The post-pandemic workplace: a hybrid work model

  • INSIGHTS  |
  • 30/07/2021  |
  • 1913 Views  |
The post-pandemic workplace: a hybrid work model

The Covid-19 pandemic forced us to change our working habits, forcing us to learn how to use new technological tools to communicate while locked in our houses. Now, after several months, work habits have completely changed, with some people who are happy with the new rhythms of working remotely and are anxious to get back to the office, and some others who are looking forward to returning at their desk.

To understand this situation starting from numbers and figures, Accenture Research fielded a survey during March 2021 to more than 9 thousand global workers across the world and different industries, including the insurance sector. The analysis was aimed at trying to understand what work will look like in the future, and determining what resources were necessary and which work environment could work better to unleash a person’s potential, enabling to be both healthy and productive. The research points out that most people (83%) want a hybrid model, where they sometimes work remotely and sometimes go onsite, with 85% of people who feel they can be productive everywhere that say that they plan to stay with their company for a long time.

In this complex work environment, leaders are called to identify and re-think work policies, in order to strengthen worker-employer relationships and help the employees manage a potential anxiety about the returning back to the offices.

An interesting article titled Help Your Employees Who Are Anxious About Returning to the Office by Amy Gallo on the Harvard Business Review identifies some useful suggestions for top managers and HR managers in order to always improve the working model they put in place, combining the need to get back to the desk with and the advantages of being productive anywhere:

• Ask (anonymously, if necessary) how people are feeling about returning to the office and do not assume people are going to tell you directly that they’re feeling anxious.
• Allow people to experiment with different ways of working so that the shift to in-person or hybrid work does not feel sudden.
• Be compassionate both to your team members and to yourself.
• Do not make promises you can’t keep, such as assuring people their careers won’t be impacted by working from home or that they can do so indefinitely.

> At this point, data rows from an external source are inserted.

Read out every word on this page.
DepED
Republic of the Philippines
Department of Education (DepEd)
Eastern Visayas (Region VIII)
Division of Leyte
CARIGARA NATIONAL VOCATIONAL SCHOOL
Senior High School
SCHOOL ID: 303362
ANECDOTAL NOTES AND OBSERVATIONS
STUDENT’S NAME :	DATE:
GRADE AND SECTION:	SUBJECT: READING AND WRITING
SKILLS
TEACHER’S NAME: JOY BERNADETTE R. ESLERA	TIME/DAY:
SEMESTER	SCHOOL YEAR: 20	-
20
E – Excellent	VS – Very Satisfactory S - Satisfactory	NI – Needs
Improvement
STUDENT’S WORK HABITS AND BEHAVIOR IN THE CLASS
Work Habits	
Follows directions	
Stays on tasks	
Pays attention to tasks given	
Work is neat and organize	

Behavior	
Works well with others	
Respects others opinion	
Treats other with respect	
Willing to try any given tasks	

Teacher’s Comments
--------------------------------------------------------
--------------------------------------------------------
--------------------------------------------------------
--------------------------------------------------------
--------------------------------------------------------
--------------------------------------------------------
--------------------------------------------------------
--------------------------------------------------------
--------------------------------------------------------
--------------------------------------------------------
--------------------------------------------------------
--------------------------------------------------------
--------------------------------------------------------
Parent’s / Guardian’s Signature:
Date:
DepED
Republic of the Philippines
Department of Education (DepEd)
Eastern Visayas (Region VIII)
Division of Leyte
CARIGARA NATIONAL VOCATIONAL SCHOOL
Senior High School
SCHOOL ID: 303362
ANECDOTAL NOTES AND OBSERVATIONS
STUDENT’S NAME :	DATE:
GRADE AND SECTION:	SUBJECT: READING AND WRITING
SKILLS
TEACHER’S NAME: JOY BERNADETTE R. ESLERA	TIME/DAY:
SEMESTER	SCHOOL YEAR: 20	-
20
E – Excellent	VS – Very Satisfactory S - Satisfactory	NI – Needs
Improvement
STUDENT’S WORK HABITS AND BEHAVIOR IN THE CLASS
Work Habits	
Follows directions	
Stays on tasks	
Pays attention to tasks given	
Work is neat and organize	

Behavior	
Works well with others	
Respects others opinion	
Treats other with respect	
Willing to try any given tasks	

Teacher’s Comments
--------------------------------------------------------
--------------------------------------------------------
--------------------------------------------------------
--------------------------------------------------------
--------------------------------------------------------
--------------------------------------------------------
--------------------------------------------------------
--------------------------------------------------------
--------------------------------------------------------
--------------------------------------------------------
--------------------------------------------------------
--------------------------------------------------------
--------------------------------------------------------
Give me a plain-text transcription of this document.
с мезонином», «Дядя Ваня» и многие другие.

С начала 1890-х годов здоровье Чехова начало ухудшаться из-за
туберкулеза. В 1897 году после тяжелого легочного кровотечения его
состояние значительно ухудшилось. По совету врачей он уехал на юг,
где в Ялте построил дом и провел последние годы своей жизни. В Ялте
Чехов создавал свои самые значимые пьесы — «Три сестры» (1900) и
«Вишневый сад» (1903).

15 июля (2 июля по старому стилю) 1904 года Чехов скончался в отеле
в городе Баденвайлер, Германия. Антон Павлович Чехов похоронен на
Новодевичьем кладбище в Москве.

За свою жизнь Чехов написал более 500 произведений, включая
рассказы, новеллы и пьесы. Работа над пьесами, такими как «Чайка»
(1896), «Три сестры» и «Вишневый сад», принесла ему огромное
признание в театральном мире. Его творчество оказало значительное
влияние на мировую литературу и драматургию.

At RGI, we have been working completely remotely from March 2020 until now and according on the pandemic/vaccine situation and therefore the safety of our RGI People, we will begin a step-by-step return in the office with the goal to move towards a hybrid working model, which integrates both office and home working.

This model will be designed following the results of an internal survey carried out with the participation of RGI People across the different sites of the Group, which revealed that most of our People appreciated their at-home time and they want to keep working there.

Also, they stated that certain activities such as networking and decision-making meetings are more efficient in an office setting, while the daily operativity is carried out at best in a quiet and personal space such as their own houses

Proposing a new hybrid model will impact not only the company, as we need to rely on new technological and collaboration tools which we activated to enable the smart working mode, as well as redesign our locations to fit with our changed needs, but also all employees’ personal lives.

For us it is important to shape it putting at the center both productivity and people’s needs. Therefore, a hybrid way of working will allow us to get the best of both worlds – we will be able to keep all the forms of communication and technological tools we were forced to use during the lockdowns, which sometimes make the work faster and allow a more flexible schedule, while also adding the offline relationships.